O Governo recentemente apertou as regras para coibir a “farra dos isentos” e isso deverá ajudar os multimercados.

“O viciado em renda fixa isenta tinha dez drogas disponíveis na prateleira. Agora tem duas, e o preço subiu,” disse um gestor do Leblon. “Estamos voltando, aos poucos, a um mundo mais normal, depois do choque dos juros e dos isentos.”

Mas outra medida recente do Governo – o fim da isenção dos fundos exclusivos – incentivou o resgate de multimercados.

A combinação de menor patrimônio sob gestão e desempenho abaixo do CDI é um ataque duplo às principais fontes de receita das gestoras independentes. Elas faturam menos com a taxa de administração e ficam sem a taxa de performance cobrada sobre o excedente de ganho em relação ao benchmark.

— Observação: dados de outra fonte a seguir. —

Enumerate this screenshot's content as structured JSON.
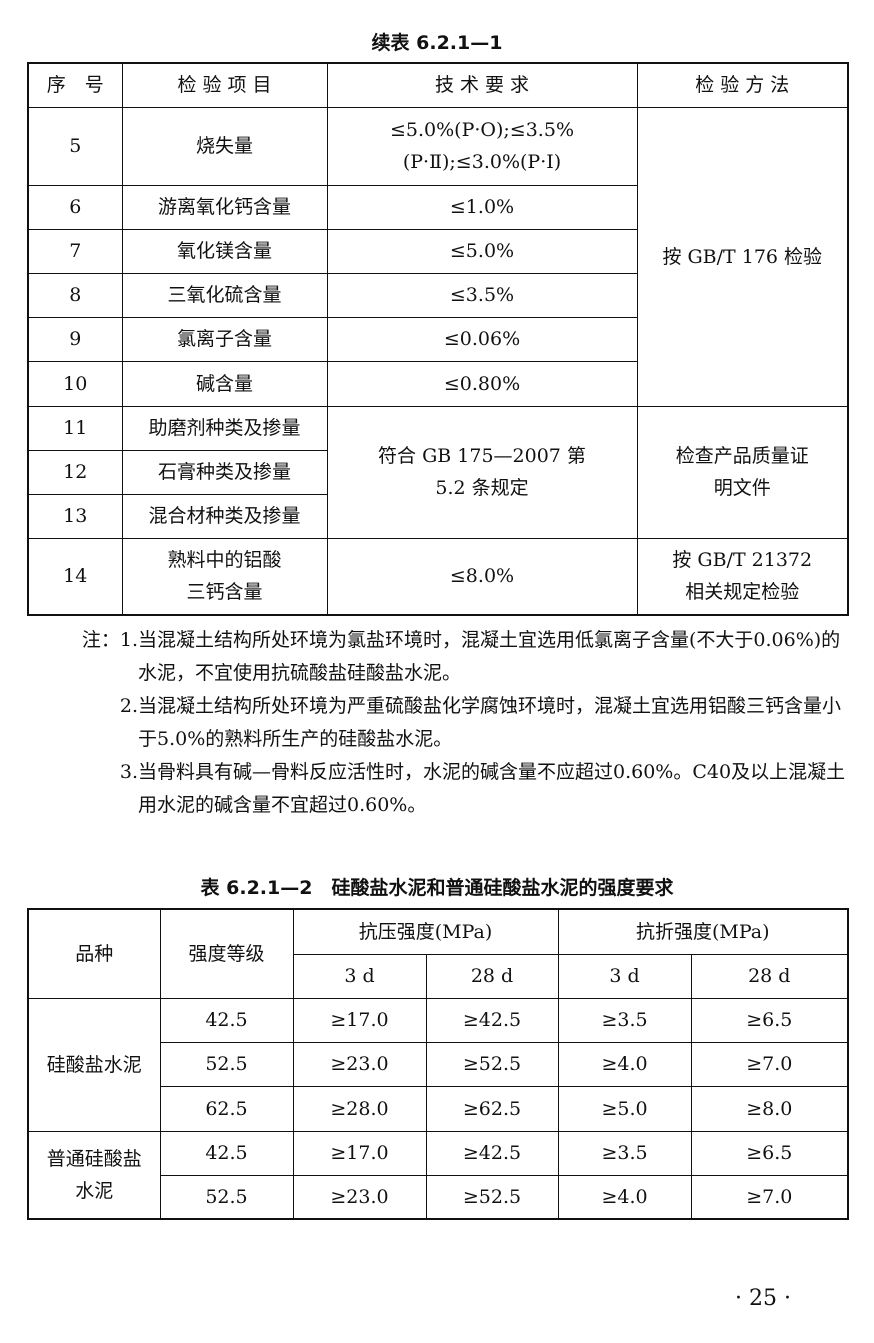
{
  "table1": {
    "caption": "续表 6.2.1—1",
    "headers": [
      "序　号",
      "检 验 项 目",
      "技 术 要 求",
      "检 验 方 法"
    ],
    "rows": [
      {
        "no": "5",
        "item": "烧失量",
        "req": "≤5.0%(P·O);≤3.5%(P·Ⅱ);≤3.0%(P·Ⅰ)"
      },
      {
        "no": "6",
        "item": "游离氧化钙含量",
        "req": "≤1.0%"
      },
      {
        "no": "7",
        "item": "氧化镁含量",
        "req": "≤5.0%"
      },
      {
        "no": "8",
        "item": "三氧化硫含量",
        "req": "≤3.5%"
      },
      {
        "no": "9",
        "item": "氯离子含量",
        "req": "≤0.06%"
      },
      {
        "no": "10",
        "item": "碱含量",
        "req": "≤0.80%"
      },
      {
        "no": "11",
        "item": "助磨剂种类及掺量"
      },
      {
        "no": "12",
        "item": "石膏种类及掺量"
      },
      {
        "no": "13",
        "item": "混合材种类及掺量"
      },
      {
        "no": "14",
        "item": "熟料中的铝酸三钙含量",
        "req": "≤8.0%",
        "method": "按 GB/T 21372 相关规定检验"
      }
    ],
    "method_5_10": "按 GB/T 176 检验",
    "req_11_13": "符合 GB 175—2007 第 5.2 条规定",
    "method_11_13": "检查产品质量证明文件"
  },
  "notes": [
    {
      "label": "注：1.",
      "text": "当混凝土结构所处环境为氯盐环境时，混凝土宜选用低氯离子含量(不大于0.06%)的水泥，不宜使用抗硫酸盐硅酸盐水泥。"
    },
    {
      "label": "2.",
      "text": "当混凝土结构所处环境为严重硫酸盐化学腐蚀环境时，混凝土宜选用铝酸三钙含量小于5.0%的熟料所生产的硅酸盐水泥。"
    },
    {
      "label": "3.",
      "text": "当骨料具有碱—骨料反应活性时，水泥的碱含量不应超过0.60%。C40及以上混凝土用水泥的碱含量不宜超过0.60%。"
    }
  ],
  "table2": {
    "caption": "表 6.2.1—2　硅酸盐水泥和普通硅酸盐水泥的强度要求",
    "h_variety": "品种",
    "h_grade": "强度等级",
    "h_comp": "抗压强度(MPa)",
    "h_flex": "抗折强度(MPa)",
    "sub": [
      "3 d",
      "28 d",
      "3 d",
      "28 d"
    ],
    "group1": "硅酸盐水泥",
    "group2": "普通硅酸盐水泥",
    "rows": [
      [
        "42.5",
        "≥17.0",
        "≥42.5",
        "≥3.5",
        "≥6.5"
      ],
      [
        "52.5",
        "≥23.0",
        "≥52.5",
        "≥4.0",
        "≥7.0"
      ],
      [
        "62.5",
        "≥28.0",
        "≥62.5",
        "≥5.0",
        "≥8.0"
      ],
      [
        "42.5",
        "≥17.0",
        "≥42.5",
        "≥3.5",
        "≥6.5"
      ],
      [
        "52.5",
        "≥23.0",
        "≥52.5",
        "≥4.0",
        "≥7.0"
      ]
    ]
  },
  "page_number": "· 25 ·"
}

Os sócios de alguns dos mais longevos fundos do País prevêem – batendo na madeira – que um desempenho melhor virá com a queda dos juros nos EUA e no Brasil. A expectativa, neste momento, ainda é de obter uma boa performance positiva em 2024 e 2025.

As casas maiores diversificaram seus negócios, criando áreas de previdência e crédito. Com isso, ficam menos sujeitas à volatilidade e possuem gás para cruzar o deserto.

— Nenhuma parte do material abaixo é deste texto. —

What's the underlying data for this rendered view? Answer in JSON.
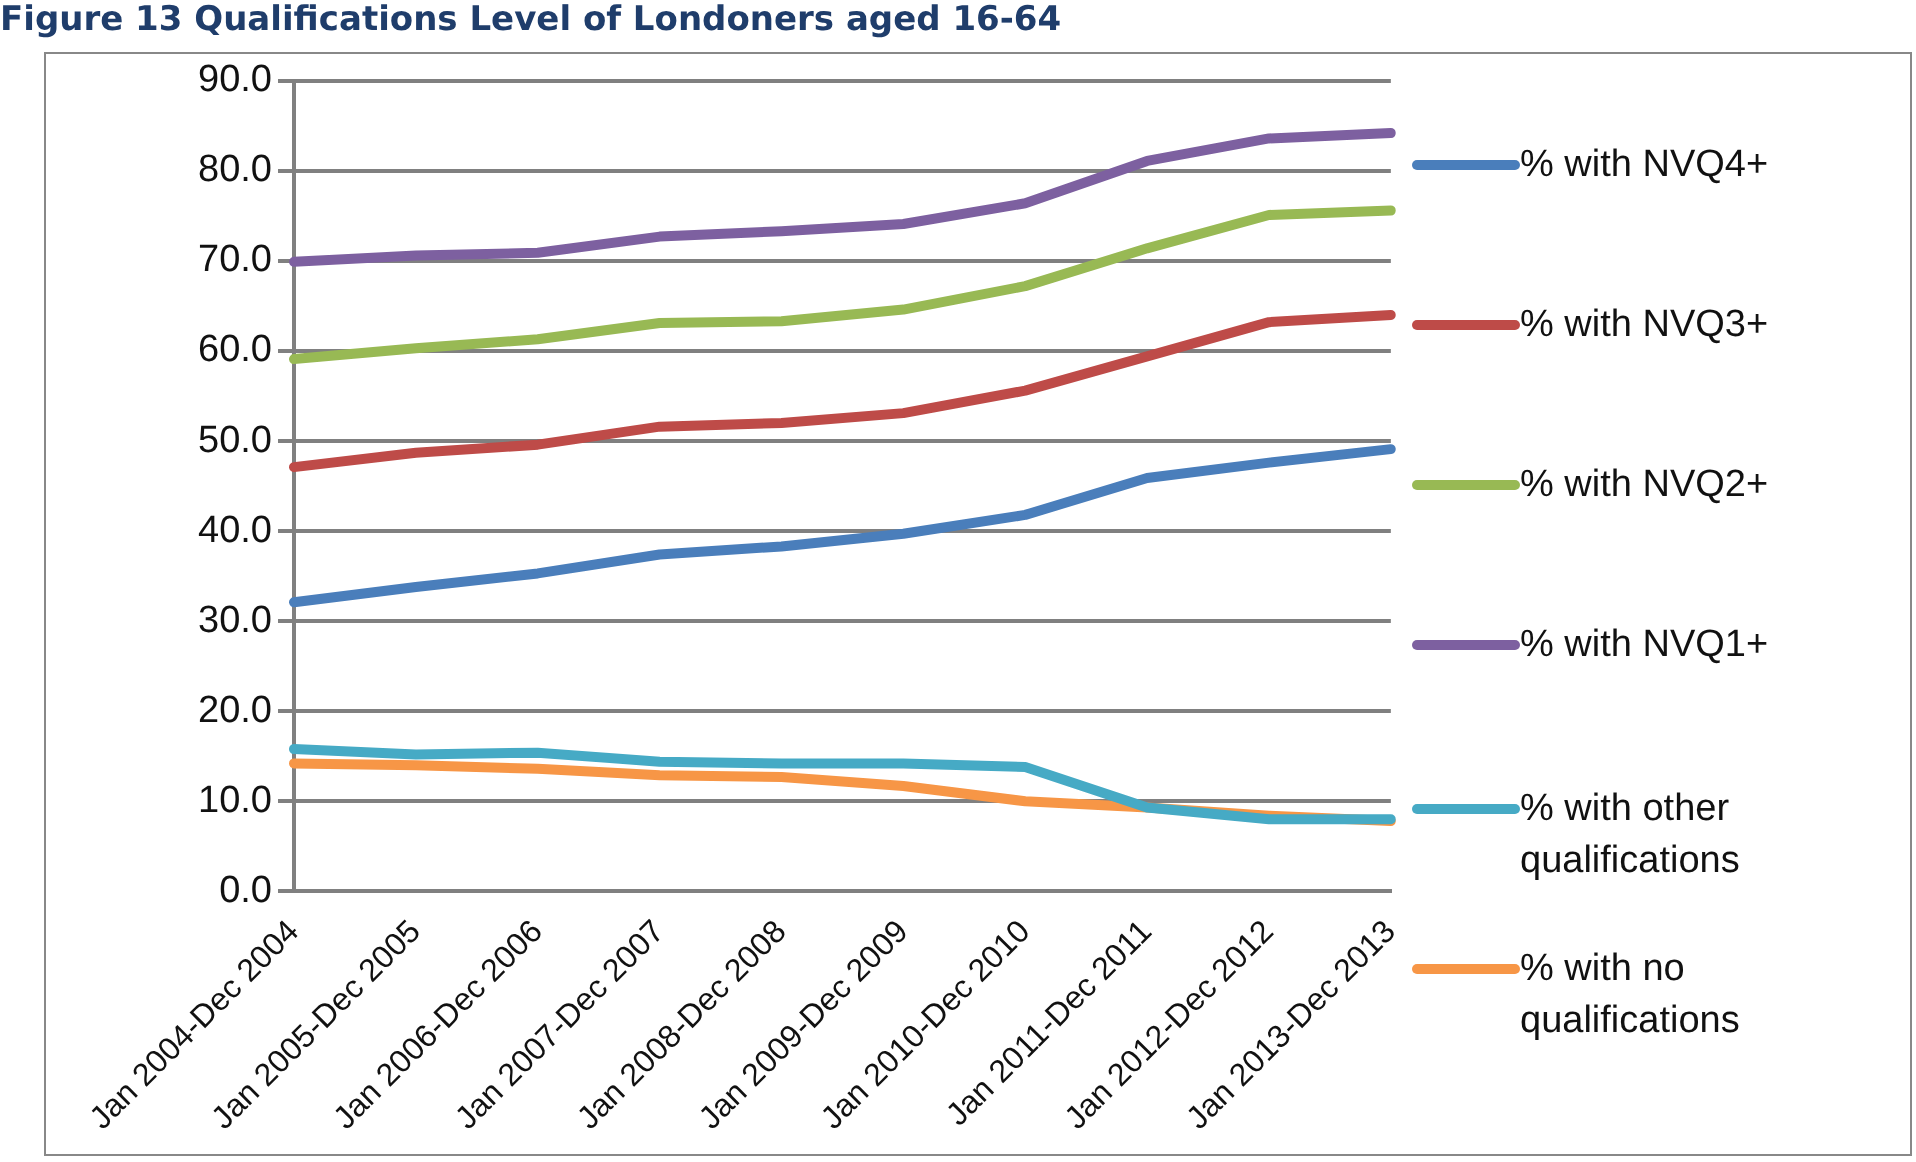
{
  "chart_data": {
    "type": "line",
    "title": "Figure 13 Qualifications Level of Londoners aged 16-64",
    "categories": [
      "Jan 2004-Dec 2004",
      "Jan 2005-Dec 2005",
      "Jan 2006-Dec 2006",
      "Jan 2007-Dec 2007",
      "Jan 2008-Dec 2008",
      "Jan 2009-Dec 2009",
      "Jan 2010-Dec 2010",
      "Jan 2011-Dec 2011",
      "Jan 2012-Dec 2012",
      "Jan 2013-Dec 2013"
    ],
    "series": [
      {
        "name": "% with NVQ4+",
        "color": "#4a7ebb",
        "values": [
          32.1,
          33.8,
          35.3,
          37.4,
          38.3,
          39.7,
          41.8,
          45.9,
          47.6,
          49.1
        ]
      },
      {
        "name": "% with NVQ3+",
        "color": "#be4b48",
        "values": [
          47.1,
          48.7,
          49.6,
          51.6,
          52.0,
          53.1,
          55.6,
          59.4,
          63.2,
          64.0
        ]
      },
      {
        "name": "% with NVQ2+",
        "color": "#98b954",
        "values": [
          59.1,
          60.3,
          61.3,
          63.1,
          63.3,
          64.6,
          67.2,
          71.4,
          75.1,
          75.6
        ]
      },
      {
        "name": "% with NVQ1+",
        "color": "#7d60a0",
        "values": [
          69.9,
          70.6,
          70.9,
          72.7,
          73.3,
          74.1,
          76.4,
          81.1,
          83.6,
          84.2
        ]
      },
      {
        "name": "% with other qualifications",
        "color": "#46aac5",
        "values": [
          15.8,
          15.2,
          15.4,
          14.4,
          14.2,
          14.2,
          13.8,
          9.3,
          8.0,
          8.0
        ]
      },
      {
        "name": "% with no qualifications",
        "color": "#f79646",
        "values": [
          14.2,
          14.0,
          13.6,
          12.9,
          12.7,
          11.7,
          10.0,
          9.3,
          8.4,
          7.8
        ]
      }
    ],
    "ylim": [
      0,
      90
    ],
    "yticks": [
      {
        "value": 0,
        "label": "0.0"
      },
      {
        "value": 10,
        "label": "10.0"
      },
      {
        "value": 20,
        "label": "20.0"
      },
      {
        "value": 30,
        "label": "30.0"
      },
      {
        "value": 40,
        "label": "40.0"
      },
      {
        "value": 50,
        "label": "50.0"
      },
      {
        "value": 60,
        "label": "60.0"
      },
      {
        "value": 70,
        "label": "70.0"
      },
      {
        "value": 80,
        "label": "80.0"
      },
      {
        "value": 90,
        "label": "90.0"
      }
    ],
    "grid": "y",
    "legend": "right",
    "marker": "none",
    "line_style": "solid"
  }
}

“Mas tem gente que não vai sobreviver, já começamos a ver uma consolidação,” disse o executivo responsável pela alocação de fundos em um dos principais bancos do País.

Será um movimento de refluxo em relação ao visto a partir de 2018, quando houve uma explosão no número de gestoras.

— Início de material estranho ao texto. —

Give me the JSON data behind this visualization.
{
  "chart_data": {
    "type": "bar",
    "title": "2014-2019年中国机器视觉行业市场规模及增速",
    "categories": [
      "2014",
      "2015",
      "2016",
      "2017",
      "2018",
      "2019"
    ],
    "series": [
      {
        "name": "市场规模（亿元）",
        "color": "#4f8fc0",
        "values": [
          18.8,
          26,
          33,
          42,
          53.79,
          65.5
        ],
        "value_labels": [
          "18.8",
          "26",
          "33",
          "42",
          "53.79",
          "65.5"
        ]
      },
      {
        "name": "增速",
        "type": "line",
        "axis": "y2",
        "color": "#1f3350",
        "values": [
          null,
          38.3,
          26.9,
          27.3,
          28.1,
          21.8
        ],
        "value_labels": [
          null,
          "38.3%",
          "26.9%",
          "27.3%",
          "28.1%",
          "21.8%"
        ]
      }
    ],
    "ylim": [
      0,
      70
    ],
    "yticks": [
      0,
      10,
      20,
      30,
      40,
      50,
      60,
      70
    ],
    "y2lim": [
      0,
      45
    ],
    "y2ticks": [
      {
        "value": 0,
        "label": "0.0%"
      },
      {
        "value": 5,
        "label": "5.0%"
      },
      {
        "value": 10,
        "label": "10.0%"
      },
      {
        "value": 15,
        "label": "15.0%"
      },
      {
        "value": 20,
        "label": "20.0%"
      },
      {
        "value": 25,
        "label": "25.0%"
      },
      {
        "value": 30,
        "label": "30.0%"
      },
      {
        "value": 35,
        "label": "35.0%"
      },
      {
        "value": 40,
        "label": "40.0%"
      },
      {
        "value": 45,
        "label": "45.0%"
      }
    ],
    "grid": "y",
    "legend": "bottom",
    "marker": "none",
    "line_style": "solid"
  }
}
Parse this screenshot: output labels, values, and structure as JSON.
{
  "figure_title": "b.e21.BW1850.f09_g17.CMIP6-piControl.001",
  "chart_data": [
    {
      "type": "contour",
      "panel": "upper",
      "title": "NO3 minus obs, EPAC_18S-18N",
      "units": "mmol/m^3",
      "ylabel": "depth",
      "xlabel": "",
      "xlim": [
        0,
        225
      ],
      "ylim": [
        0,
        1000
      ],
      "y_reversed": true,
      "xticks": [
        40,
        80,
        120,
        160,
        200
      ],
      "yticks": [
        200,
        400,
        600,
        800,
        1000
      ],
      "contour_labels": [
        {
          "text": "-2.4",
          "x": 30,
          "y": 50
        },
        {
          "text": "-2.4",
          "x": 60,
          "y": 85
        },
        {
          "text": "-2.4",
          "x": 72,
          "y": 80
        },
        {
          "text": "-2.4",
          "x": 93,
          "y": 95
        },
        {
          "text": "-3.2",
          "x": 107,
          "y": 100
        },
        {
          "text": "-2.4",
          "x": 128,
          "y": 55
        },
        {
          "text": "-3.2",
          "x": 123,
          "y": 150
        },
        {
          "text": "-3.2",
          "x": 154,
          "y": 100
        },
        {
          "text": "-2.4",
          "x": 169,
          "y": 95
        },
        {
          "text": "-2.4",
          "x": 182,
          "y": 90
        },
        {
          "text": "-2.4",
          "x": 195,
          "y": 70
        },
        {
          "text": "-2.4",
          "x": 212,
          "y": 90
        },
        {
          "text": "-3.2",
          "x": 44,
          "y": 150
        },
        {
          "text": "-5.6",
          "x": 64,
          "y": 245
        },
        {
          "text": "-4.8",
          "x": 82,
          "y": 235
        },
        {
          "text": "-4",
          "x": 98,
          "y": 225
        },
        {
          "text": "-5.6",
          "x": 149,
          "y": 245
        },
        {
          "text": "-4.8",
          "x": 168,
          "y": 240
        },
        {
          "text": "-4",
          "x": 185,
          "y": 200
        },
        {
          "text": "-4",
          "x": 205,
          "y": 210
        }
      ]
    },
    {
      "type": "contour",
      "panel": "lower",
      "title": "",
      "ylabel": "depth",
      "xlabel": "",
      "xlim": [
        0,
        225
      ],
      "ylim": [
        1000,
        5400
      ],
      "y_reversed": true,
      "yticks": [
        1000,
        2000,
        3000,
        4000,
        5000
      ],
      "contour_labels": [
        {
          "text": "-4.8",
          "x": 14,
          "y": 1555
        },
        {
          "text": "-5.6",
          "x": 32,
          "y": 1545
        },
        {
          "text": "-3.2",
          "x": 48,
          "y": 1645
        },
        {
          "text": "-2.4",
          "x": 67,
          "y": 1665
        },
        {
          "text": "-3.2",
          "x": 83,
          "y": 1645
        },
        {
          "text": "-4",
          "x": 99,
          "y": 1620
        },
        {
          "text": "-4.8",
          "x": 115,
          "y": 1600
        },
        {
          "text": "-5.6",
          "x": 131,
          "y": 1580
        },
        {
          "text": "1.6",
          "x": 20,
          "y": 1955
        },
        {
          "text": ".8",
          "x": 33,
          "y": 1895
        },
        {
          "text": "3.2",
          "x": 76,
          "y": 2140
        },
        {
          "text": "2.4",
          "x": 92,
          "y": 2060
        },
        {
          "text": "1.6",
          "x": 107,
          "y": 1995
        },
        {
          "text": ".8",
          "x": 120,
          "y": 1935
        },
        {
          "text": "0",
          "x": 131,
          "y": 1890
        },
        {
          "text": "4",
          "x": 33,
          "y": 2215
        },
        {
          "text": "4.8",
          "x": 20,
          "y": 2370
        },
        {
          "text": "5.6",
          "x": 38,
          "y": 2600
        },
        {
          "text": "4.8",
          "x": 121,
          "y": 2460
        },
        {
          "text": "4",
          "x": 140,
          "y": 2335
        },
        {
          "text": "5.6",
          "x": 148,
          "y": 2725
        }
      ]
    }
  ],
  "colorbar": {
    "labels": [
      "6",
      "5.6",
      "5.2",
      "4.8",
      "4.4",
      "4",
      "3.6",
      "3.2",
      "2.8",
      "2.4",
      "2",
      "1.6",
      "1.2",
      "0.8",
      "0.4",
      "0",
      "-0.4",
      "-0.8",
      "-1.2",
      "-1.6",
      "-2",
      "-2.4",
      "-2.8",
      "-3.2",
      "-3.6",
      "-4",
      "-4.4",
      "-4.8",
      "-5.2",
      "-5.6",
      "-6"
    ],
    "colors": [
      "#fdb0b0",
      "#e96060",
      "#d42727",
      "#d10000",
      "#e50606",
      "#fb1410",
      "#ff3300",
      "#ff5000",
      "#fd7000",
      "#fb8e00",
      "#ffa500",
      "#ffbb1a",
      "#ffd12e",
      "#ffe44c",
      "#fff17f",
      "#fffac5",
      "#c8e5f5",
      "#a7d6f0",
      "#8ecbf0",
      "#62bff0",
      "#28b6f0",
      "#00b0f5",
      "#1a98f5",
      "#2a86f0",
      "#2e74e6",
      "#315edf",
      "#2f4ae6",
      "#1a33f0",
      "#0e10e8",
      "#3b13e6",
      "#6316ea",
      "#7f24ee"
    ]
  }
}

A TAG Investimentos fez uma análise da indústria de fundos e concluiu que uma gestora precisa de ao menos R$ 400 milhões em ativos para ficar de pé e sustentar um escritório bastante enxuto, já pagando impostos e rebates. Detalhe: nesse cenário, os fundadores e sócios não fariam nenhuma retirada.

É um “modo sobrevivência” comum no atual período de vacas magras na Faria Lima e no Leblon. De acordo com a TAG, quase metade das 970 gestoras em atividade não fica hoje acima dessa “linha d’água” entre a vida e a morte.

Em todo o mundo, a indústria de multimercados passa por uma transformação profunda, com os gestores mavericks de fundos one-man show perdendo espaço para os ETFs e os quants. A cada dia fica mais difícil encontrar assimetrias relevantes para serem exploradas.

No Brasil, em particular, o mercado ainda está processando os efeitos das mexidas na tributação e na regulação.

“Nosso mercado está passando por um rearranjo e ainda não sabemos qual será a sua nossa configuração,” resumiu o sócio de uma grande gestora independente.

Alocadores de fundos e gestores de family offices dizem que os multimercados continuarão sendo uma categoria importante para os portfólios porque possibilitam a exposição a uma maior diversidade de estratégias com posições em diferentes mercados ao redor do mundo.

A verdadeira linha d’água para os multimercados será a performance.